The dollar hit a four-month low against a basket of currencies and a seven-week trough versus the euro on Wednesday, facing renewed selling amid a recovery in risk appetite that has curbed safe-haven buying of dollars. Traders said the dollar also came under pressure due to an article in the Financial Times that touched on the risk of the United States losing its triple-A credit rating and refocused attention on rising US debt issuance.
While the content of the FT opinion piece was unsurprising it added to pressure on the dollar, which was already looking vulnerable on technical charts, traders said. "I think the market overall wanted to test the (dollar's) downside and the FT story linked well with that trend," said a trader for a Japanese trust bank. The recent recovery in risk appetite and falls in dollar funding costs point to a decline in market players' demand for dollars, leaving the US currency vulnerable, said Takahide Nagasaki, chief foreign exchange strategist for Daiwa Securities SMBC.
The dollar index, which measures its performance against a basket of six currencies, hit a four-month low of 81.871. After trimming some losses, it was down 0.2 percent on the day at 82.140. Last week, the dollar index breached support at the 200-day moving average while the euro broke above a similar moving average against the dollar.
In addition, the dollar breached key support against the yen earlier this week, when it fell below the top of the cloud on daily Ichimoku charts. The euro hit a seven-week high of $1.3722 on trading platform EBS, but after shedding some gains it was up 0.2 percent from late US trading on Tuesday at $1.3674.
Reflecting a gradual return in confidence in money markets, the three-month dollar London interbank offered rate (Libor) marked a record low of 0.906 percent on Tuesday. Sterling and the Australian dollar also renewed their push higher against both the greenback and the yen.
The dollar hit a four-month low of 1.0977 Swiss francs on EBS and came under early selling pressure against the yen after Japan's opposition finance spokesman said in comments to the BBC that Japan should avoid buying US government bonds denominated in dollars because of currency risk.
Masaharu Nakagawa, chief finance spokesman of the Democratic Party, later told Reuters the remarks represented his own view, not that of his party. He said he did not mean Japan should not buy dollar-denominated US government bonds but should seek an option of getting the US to issue bonds in yen.
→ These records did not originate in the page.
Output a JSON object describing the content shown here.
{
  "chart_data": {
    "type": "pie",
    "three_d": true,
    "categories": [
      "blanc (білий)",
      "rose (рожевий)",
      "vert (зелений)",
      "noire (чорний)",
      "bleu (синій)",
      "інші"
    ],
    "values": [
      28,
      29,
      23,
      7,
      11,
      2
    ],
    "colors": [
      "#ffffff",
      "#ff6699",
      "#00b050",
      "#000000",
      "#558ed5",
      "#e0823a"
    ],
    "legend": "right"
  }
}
Japan's current account surplus fell a less-than-expected 48.8 percent in March from a year earlier, data showed, adding to the early pressure on the dollar.
But it later turned positive, gaining 0.1 percent to 96.57 yen as players covered short-dollar positions. Technically, market players said the dollar may be forming a head and shoulders chart pattern against the yen and looked vulnerable, although it could draw some support from its 90-day moving average around 95.45 yen.
Talk about the potential for fund repatriation flows from Japanese investors related to redemptions and coupon payments on US Treasuries this week also helped push the dollar lower against the yen, traders said. The US Treasury Department is due to make $21 billion in coupon payments on Friday as part of flows tied to its quarterly refunding moves. Another $52 billion of coupon securities are due to mature, for a total cash outflow of $73 billion.